Diego Tovar, CEO de Everis en Colombia, ahonda en el tema de la inteligencia artificial y su impacto en la economía y la cultura.

¿Cree que los países de América Latina están preparados para la inteligencia artificial?

Este tema sigue en proceso de análisis en muchos escritorios gerenciales. Mientras tanto, otras latitudes asumen la implementación de IA como tarea primordial.

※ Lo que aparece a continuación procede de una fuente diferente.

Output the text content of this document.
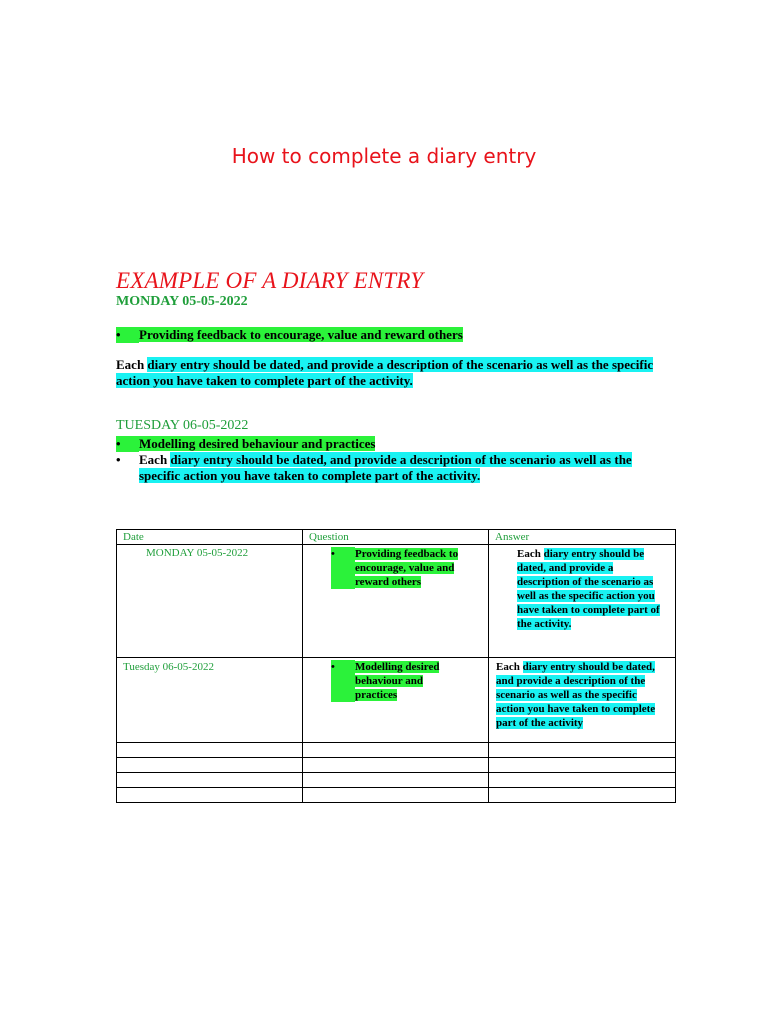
How to complete a diary entry
EXAMPLE OF A DIARY ENTRY

MONDAY 05-05-2022

•	Providing feedback to encourage, value and reward others

Each diary entry should be dated, and provide a description of the scenario as well as the specific action you have taken to complete part of the activity.

TUESDAY 06-05-2022

•	Modelling desired behaviour and practices
•	Each diary entry should be dated, and provide a description of the scenario as well as the specific action you have taken to complete part of the activity.
Date	Question	Answer

MONDAY 05-05-2022	• Providing feedback to encourage, value and reward others	Each diary entry should be dated, and provide a description of the scenario as well as the specific action you have taken to complete part of the activity.

Tuesday 06-05-2022	• Modelling desired behaviour and practices	Each diary entry should be dated, and provide a description of the scenario as well as the specific action you have taken to complete part of the activity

Por esto hablamos con Diego Tovar quien antes de sumergirnos en el tema hace una importante aclaración sobre el concepto de transformación digital.

El CEO de Everis para Colombia Explica:

“En Colombia se ha malentendido el concepto de transformación digital. Ahora todo el mundo que hace un proyecto de tecnología dice que hace transformación digital”

A su vez, Tovar sostiene que la mayoría de los proyectos en Colombia y la región están enfocados en la optimización digital.

“la transformación digital se da cuando lo que se hace es retar el modelo de negocio para transformarlo o crear uno nuevo”.

“También, para generar nuevos productos y servicios digitales o fuentes nuevas de generación de ingresos para la compañía”.

Pero la pandemia ha servido de catalizador, de impulsor para que las empresas aceleraran la digitalización de sus procesos.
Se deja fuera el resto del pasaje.